La voce di Gaza sopravvissuti: Arkan Al Sayed racconta vita tra macerie, resistenza quotidiana e speranza in mezzo alla distruzione.
Gaza: la voce di Arkan Al Sayed tra macerie e resistenza
La vita interrotta di un giovane architetto di Gaza
Arkan Al Sayed ha 26 anni, è un architetto e interior designer di Gaza City. Fino a pochi mesi fa la sua vita era quella di un giovane professionista che, con determinazione, stava costruendo una carriera autonoma. Aveva da poco inaugurato un piccolo ufficio di progettazione, dopo anni di studio e lavoro freelance.

Il 7 ottobre e la fine della normalità
Il 7 ottobre ha segnato la fine di quella normalità fragile. Nei giorni successivi, i bombardamenti hanno colpito prima lo spazio di lavoro che aveva affittato, poi la casa di famiglia. Arkan e sua madre sono rimasti feriti, sopravvissuti sotto le macerie.
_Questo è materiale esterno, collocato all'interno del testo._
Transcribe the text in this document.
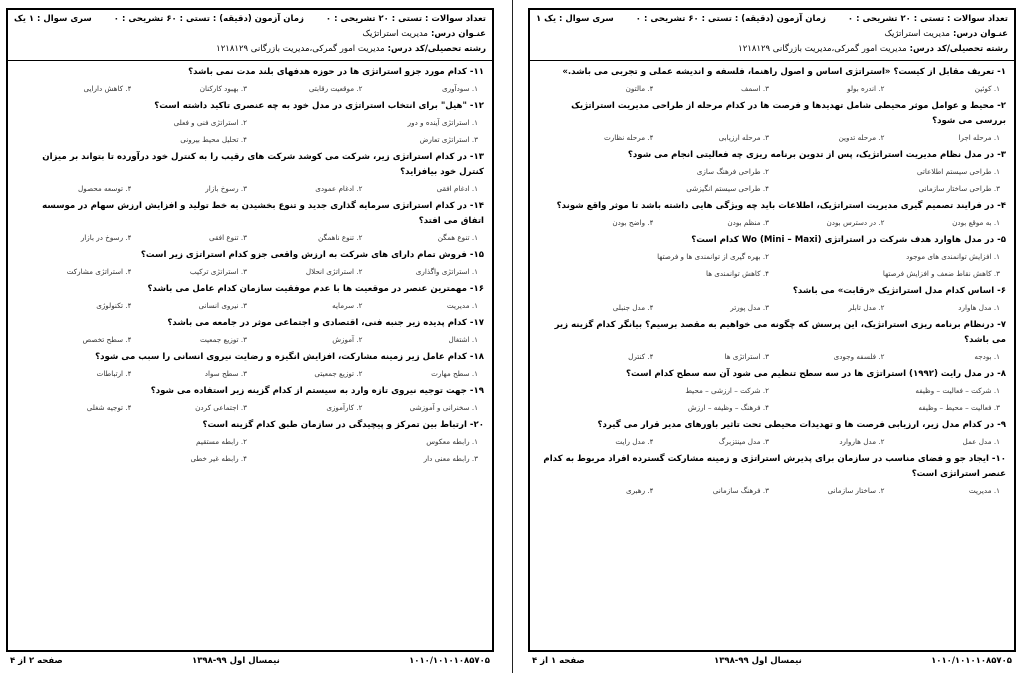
تعداد سوالات : تستی : ۲۰ تشریحی : ۰
زمان آزمون (دقیقه) : تستی : ۶۰ تشریحی : ۰
سری سوال : یک ۱
عنـوان درس: مدیریت استراتژیک
رشته تحصیلی/کد درس: مدیریت امور گمرکی،مدیریت بازرگانی ۱۲۱۸۱۲۹
۱-تعریف مقابل از کیست؟ «استراتژی اساس و اصول راهنما، فلسفه و اندیشه عملی و تجربی می باشد.»
۱. کوئین
۲. اندره بولو
۳. اسمف
۴. مالتون
۲-محیط و عوامل موثر محیطی شامل تهدیدها و فرصت ها در کدام مرحله از طراحی مدیریت استراتژیک بررسی می شود؟
۱. مرحله اجرا
۲. مرحله تدوین
۳. مرحله ارزیابی
۴. مرحله نظارت
۳-در مدل نظام مدیریت استراتژیک، پس از تدوین برنامه ریزی چه فعالیتی انجام می شود؟
۱. طراحی سیستم اطلاعاتی
۲. طراحی فرهنگ سازی
۳. طراحی ساختار سازمانی
۴. طراحی سیستم انگیزشی
۴-در فرایند تصمیم گیری مدیریت استراتژیک، اطلاعات باید چه ویژگی هایی داشته باشد تا موثر واقع شوند؟
۱. به موقع بودن
۲. در دسترس بودن
۳. منظم بودن
۴. واضح بودن
۵-در مدل هاوارد هدف شرکت در استراتژی (Mini – Maxi) Wo کدام است؟
۱. افزایش توانمندی های موجود
۲. بهره گیری از توانمندی ها و فرصتها
۳. کاهش نقاط ضعف و افزایش فرصتها
۴. کاهش توانمندی ها
۶-اساس کدام مدل استراتژیک «رقابت» می باشد؟
۱. مدل هاوارد
۲. مدل تابلر
۳. مدل پورتر
۴. مدل جنبلی
۷-درنظام برنامه ریزی استراتژیک، این پرسش که چگونه می خواهیم به مقصد برسیم؟ بیانگر کدام گزینه زیر می باشد؟
۱. بودجه
۲. فلسفه وجودی
۳. استراتژی ها
۴. کنترل
۸-در مدل رایت (۱۹۹۲) استراتژی ها در سه سطح تنظیم می شود آن سه سطح کدام است؟
۱. شرکت – فعالیت – وظیفه
۲. شرکت – ارزشی – محیط
۳. فعالیت – محیط – وظیفه
۴. فرهنگ – وظیفه – ارزش
۹-در کدام مدل زیر، ارزیابی فرصت ها و تهدیدات محیطی تحت تاثیر باورهای مدیر قرار می گیرد؟
۱. مدل عمل
۲. مدل هاروارد
۳. مدل مینتزبرگ
۴. مدل رایت
۱۰-ایجاد جو و فضای مناسب در سازمان برای پذیرش استراتژی و زمینه مشارکت گسترده افراد مربوط به کدام عنصر استراتژی است؟
۱. مدیریت
۲. ساختار سازمانی
۳. فرهنگ سازمانی
۴. رهبری
۱۰۱۰/۱۰۱۰۱۰۸۵۷۰۵
نیمسال اول ۹۹-۱۳۹۸
صفحه ۱ از ۴
تعداد سوالات : تستی : ۲۰ تشریحی : ۰
زمان آزمون (دقیقه) : تستی : ۶۰ تشریحی : ۰
سری سوال : ۱ یک
عنـوان درس: مدیریت استراتژیک
رشته تحصیلی/کد درس: مدیریت امور گمرکی،مدیریت بازرگانی ۱۲۱۸۱۲۹
۱۱-کدام مورد جزو استراتژی ها در حوزه هدفهای بلند مدت نمی باشد؟
۱. سودآوری
۲. موقعیت رقابتی
۳. بهبود کارکنان
۴. کاهش دارایی
۱۲-"هیل" برای انتخاب استراتژی در مدل خود به چه عنصری تاکید داشته است؟
۱. استراتژی آینده و دور
۲. استراتژی فنی و فعلی
۳. استراتژی تعارض
۴. تحلیل محیط بیرونی
۱۳-در کدام استراتژی زیر، شرکت می کوشد شرکت های رقیب را به کنترل خود درآورده تا بتواند بر میزان کنترل خود بیافزاید؟
۱. ادغام افقی
۲. ادغام عمودی
۳. رسوخ بازار
۴. توسعه محصول
۱۴-در کدام استراتژی سرمایه گذاری جدید و تنوع بخشیدن به خط تولید و افزایش ارزش سهام در موسسه اتفاق می افتد؟
۱. تنوع همگن
۲. تنوع ناهمگن
۳. تنوع افقی
۴. رسوخ در بازار
۱۵-فروش تمام دارای های شرکت به ارزش واقعی جزو کدام استراتژی زیر است؟
۱. استراتژی واگذاری
۲. استراتژی انحلال
۳. استراتژی ترکیب
۴. استراتژی مشارکت
۱۶-مهمترین عنصر در موقعیت ها با عدم موفقیت سازمان کدام عامل می باشد؟
۱. مدیریت
۲. سرمایه
۳. نیروی انسانی
۴. تکنولوژی
۱۷-کدام پدیده زیر جنبه فنی، اقتصادی و اجتماعی موثر در جامعه می باشد؟
۱. اشتغال
۲. آموزش
۳. توزیع جمعیت
۴. سطح تخصص
۱۸-کدام عامل زیر زمینه مشارکت، افزایش انگیزه و رضایت نیروی انسانی را سبب می شود؟
۱. سطح مهارت
۲. توزیع جمعیتی
۳. سطح سواد
۴. ارتباطات
۱۹-جهت توجیه نیروی تازه وارد به سیستم از کدام گزینه زیر استفاده می شود؟
۱. سخنرانی و آموزشی
۲. کارآموزی
۳. اجتماعی کردن
۴. توجیه شغلی
۲۰-ارتباط بین تمرکز و پیچیدگی در سازمان طبق کدام گزینه است؟
۱. رابطه معکوس
۲. رابطه مستقیم
۳. رابطه معنی دار
۴. رابطه غیر خطی
۱۰۱۰/۱۰۱۰۱۰۸۵۷۰۵
نیمسال اول ۹۹-۱۳۹۸
صفحه ۲ از ۴
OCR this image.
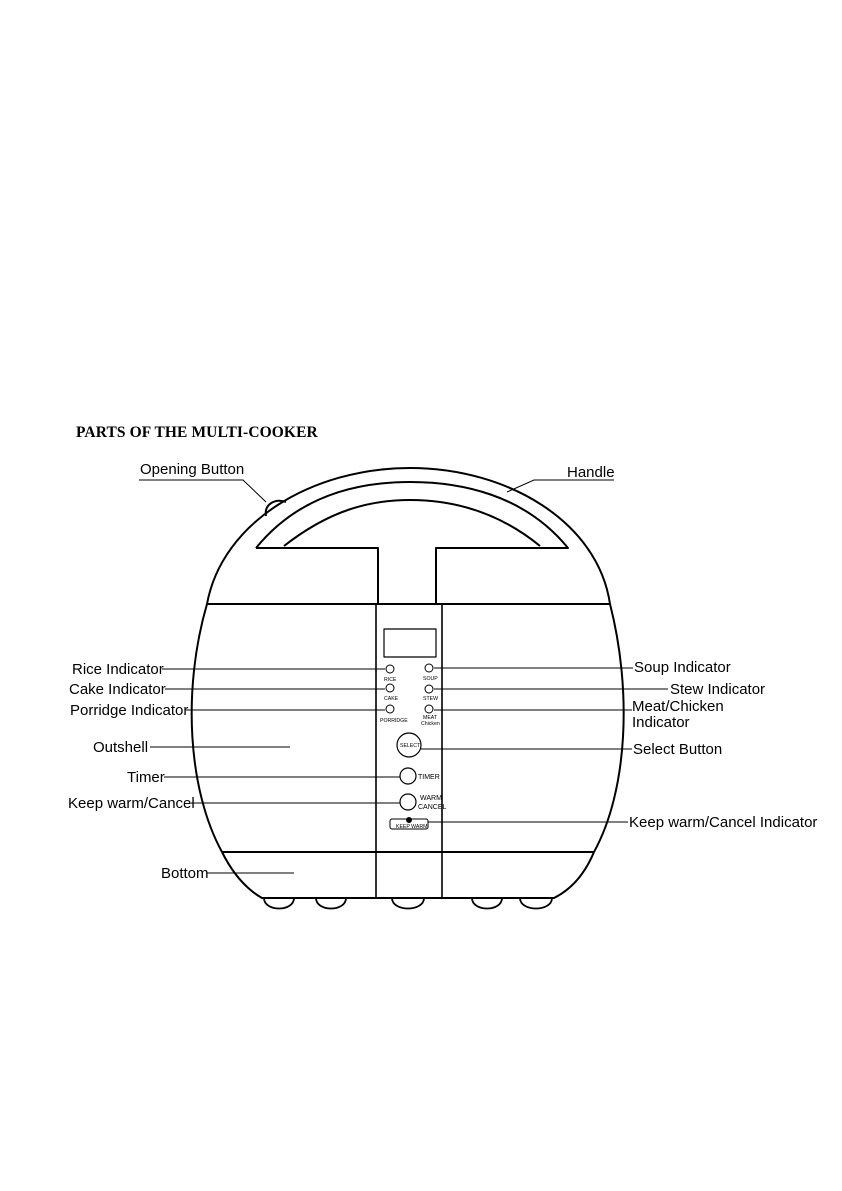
PARTS OF THE MULTI-COOKER
RICE
CAKE
PORRIDGE
SOUP
STEW
MEAT
Chicken
SELECT
TIMER
WARM
CANCEL
KEEP WARM
Opening Button	Handle
Rice Indicator
Cake Indicator
Porridge Indicator
Outshell
Timer
Keep warm/Cancel
Bottom
Soup Indicator
Stew Indicator
Meat/Chicken
Indicator
Select Button
Keep warm/Cancel Indicator
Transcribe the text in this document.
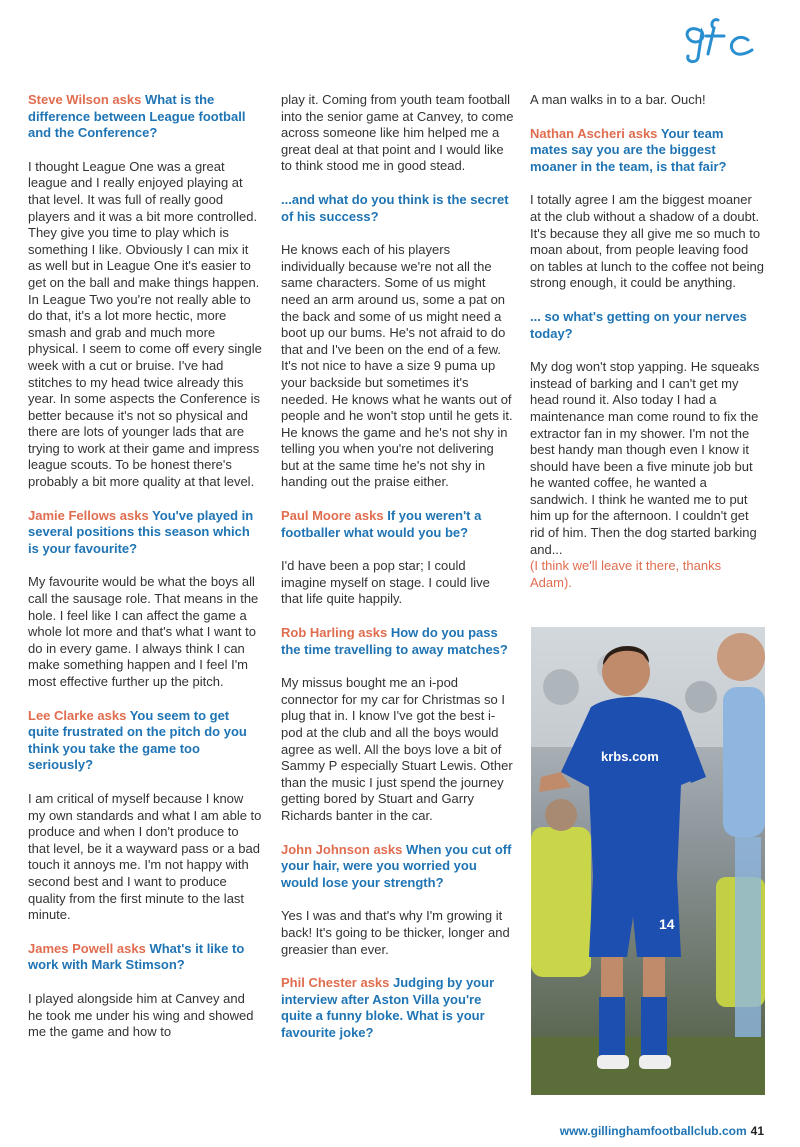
Steve Wilson asks What is the difference between League football and the Conference?

I thought League One was a great league and I really enjoyed playing at that level. It was full of really good players and it was a bit more controlled. They give you time to play which is something I like. Obviously I can mix it as well but in League One it's easier to get on the ball and make things happen. In League Two you're not really able to do that, it's a lot more hectic, more smash and grab and much more physical. I seem to come off every single week with a cut or bruise. I've had stitches to my head twice already this year. In some aspects the Conference is better because it's not so physical and there are lots of younger lads that are trying to work at their game and impress league scouts. To be honest there's probably a bit more quality at that level.

Jamie Fellows asks You've played in several positions this season which is your favourite?

My favourite would be what the boys all call the sausage role. That means in the hole. I feel like I can affect the game a whole lot more and that's what I want to do in every game. I always think I can make something happen and I feel I'm most effective further up the pitch.

Lee Clarke asks You seem to get quite frustrated on the pitch do you think you take the game too seriously?

I am critical of myself because I know my own standards and what I am able to produce and when I don't produce to that level, be it a wayward pass or a bad touch it annoys me. I'm not happy with second best and I want to produce quality from the first minute to the last minute.

James Powell asks What's it like to work with Mark Stimson?

I played alongside him at Canvey and he took me under his wing and showed me the game and how to

play it. Coming from youth team football into the senior game at Canvey, to come across someone like him helped me a great deal at that point and I would like to think stood me in good stead.

...and what do you think is the secret of his success?

He knows each of his players individually because we're not all the same characters. Some of us might need an arm around us, some a pat on the back and some of us might need a boot up our bums. He's not afraid to do that and I've been on the end of a few. It's not nice to have a size 9 puma up your backside but sometimes it's needed. He knows what he wants out of people and he won't stop until he gets it. He knows the game and he's not shy in telling you when you're not delivering but at the same time he's not shy in handing out the praise either.

Paul Moore asks If you weren't a footballer what would you be?

I'd have been a pop star; I could imagine myself on stage. I could live that life quite happily.

Rob Harling asks How do you pass the time travelling to away matches?

My missus bought me an i-pod connector for my car for Christmas so I plug that in. I know I've got the best i-pod at the club and all the boys would agree as well. All the boys love a bit of Sammy P especially Stuart Lewis. Other than the music I just spend the journey getting bored by Stuart and Garry Richards banter in the car.

John Johnson asks When you cut off your hair, were you worried you would lose your strength?

Yes I was and that's why I'm growing it back! It's going to be thicker, longer and greasier than ever.

Phil Chester asks Judging by your interview after Aston Villa you're quite a funny bloke. What is your favourite joke?

A man walks in to a bar. Ouch!

Nathan Ascheri asks Your team mates say you are the biggest moaner in the team, is that fair?

I totally agree I am the biggest moaner at the club without a shadow of a doubt. It's because they all give me so much to moan about, from people leaving food on tables at lunch to the coffee not being strong enough, it could be anything.

... so what's getting on your nerves today?

My dog won't stop yapping. He squeaks instead of barking and I can't get my head round it. Also today I had a maintenance man come round to fix the extractor fan in my shower. I'm not the best handy man though even I know it should have been a five minute job but he wanted coffee, he wanted a sandwich. I think he wanted me to put him up for the afternoon. I couldn't get rid of him. Then the dog started barking and...

(I think we'll leave it there, thanks Adam).

krbs.com
14
www.gillinghamfootballclub.com 41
Da allora la loro vita è diventata una fuga senza tregua: case di parenti, ospedali, tende, spostamenti continui in cerca di un rifugio che in realtà non esiste.
Quotidianità tra macerie e sopravvivenza
“Oggi viviamo in una tenda e nei resti instabili della nostra abitazione – racconta –. Non c’è acqua, non c’è elettricità, non ci sono cure mediche. La quotidianità è sopravvivenza. I bambini riconoscono il suono delle armi e disegnano bombe e funerali. È così che si cresce a Gaza.”
Gaza: la voce di Arkan Al Sayed, resistenza come atto di umanità
La storia di Arkan è quella di migliaia di civili che non appaiono nei numeri dei bollettini, ma resistono ogni giorno con il poco che rimane. “Per noi resistenza significa rifiutarsi di perdere la nostra umanità, anche quando tutto intorno è distrutto”, spiega.
La vita invisibile nelle cronache internazionali
Il suo racconto testimonia quanto resti d’invisibile nelle cronache internazionali: non solo la morte, ma la vita quotidiana dei sopravvissuti, il continuo tentativo di conservare dignità, memoria e speranza in mezzo alle macerie.
Gaza: la voce di Arkan Al Sayed. La richiesta di ascolto al mondo
La voce di Arkan non è solo una testimonianza personale, ma anche un appello rivolto al mondo esterno. “Abbiamo bisogno che qualcuno ci ascolti, che la nostra vita non sia ridotta a numeri e statistiche – sottolinea –. Non chiediamo solo aiuti materiali, ma il riconoscimento della nostra umanità. Ogni giorno lottiamo per non cedere alla disperazione e per continuare a credere che un futuro sia possibile”. Le sue parole ricordano che dietro ogni conflitto ci sono storie, sogni e vite che meritano di essere raccontate.